Some things I don’t like (and have made my peace with):

  • Cross-platform hell, see above
  • Also theme and plugin hell—I otherwise prefer clean, “opinionated” apps like Things or Agenda
  • Not exactly a Mac-assed Mac app, duh! :smirk:
  • Some quirks you have to know (eg. “/” in note names will actually create two notes with a (”true“) hierarchical relationship)
  • Stuff like Logseq raises $4.1M to Accelerate Growth of the New World Knowledge Graph — I mean, come on, the headline alone reeks of pure, 100%, weapons-grade bullshit :see_no_evil:

(Neither list is exhaustive. :wink:)

I use the Journal/daily notes a lot (I was even “simulating” those with a kind of Logbook → Year → Month → Day structure in Agenda).

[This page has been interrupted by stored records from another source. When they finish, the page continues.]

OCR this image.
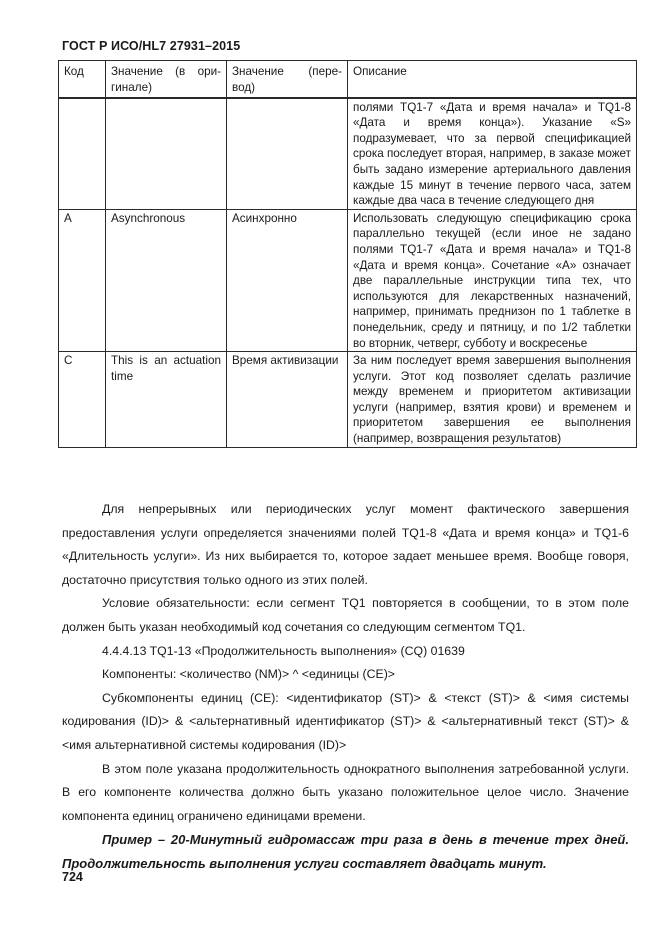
ГОСТ Р ИСО/HL7 27931–2015
Код	Значение (в ори-гинале)	Значение (пере-вод)	Описание
			полями TQ1-7 «Дата и время начала» и TQ1-8 «Дата и время конца»). Указание «S» подразумевает, что за первой спецификацией срока последует вторая, например, в заказе может быть задано измерение артериального давления каждые 15 минут в течение первого часа, затем каждые два часа в течение следующего дня
A	Asynchronous	Асинхронно	Использовать следующую спецификацию срока параллельно текущей (если иное не задано полями TQ1-7 «Дата и время начала» и TQ1-8 «Дата и время конца». Сочетание «A» означает две параллельные инструкции типа тех, что используются для лекарственных назначений, например, принимать преднизон по 1 таблетке в понедельник, среду и пятницу, и по 1/2 таблетки во вторник, четверг, субботу и воскресенье
C	This is an actuation time	Время активизации	За ним последует время завершения выполнения услуги. Этот код позволяет сделать различие между временем и приоритетом активизации услуги (например, взятия крови) и временем и приоритетом завершения ее выполнения (например, возвращения результатов)

Для непрерывных или периодических услуг момент фактического завершения предоставления услуги определяется значениями полей TQ1-8 «Дата и время конца» и TQ1-6 «Длительность услуги». Из них выбирается то, которое задает меньшее время. Вообще говоря, достаточно присутствия только одного из этих полей.

Условие обязательности: если сегмент TQ1 повторяется в сообщении, то в этом поле должен быть указан необходимый код сочетания со следующим сегментом TQ1.

4.4.4.13 TQ1-13 «Продолжительность выполнения» (CQ) 01639

Компоненты: <количество (NM)> ^ <единицы (CE)>

Субкомпоненты единиц (CE): <идентификатор (ST)> & <текст (ST)> & <имя системы кодирования (ID)> & <альтернативный идентификатор (ST)> & <альтернативный текст (ST)> & <имя альтернативной системы кодирования (ID)>

В этом поле указана продолжительность однократного выполнения затребованной услуги. В его компоненте количества должно быть указано положительное целое число. Значение компонента единиц ограничено единицами времени.

Пример – 20-Минутный гидромассаж три раза в день в течение трех дней. Продолжительность выполнения услуги составляет двадцать минут.

724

No, I don’t zettel, bro. :wink: (I’m not an academic in a narrower sense and I’m not trying to write (academic) books or journal articles (where a “Luhmannian“ Zettelkasten approach might make sense) …)
I just link notes. I actually don’t have a central index note. I do have a few topical “portals”, though.

I don‘t obsess about my “graph”. I actually looks kinda messy, I guess. Sometimes the feature seems useful for finding outliers, though.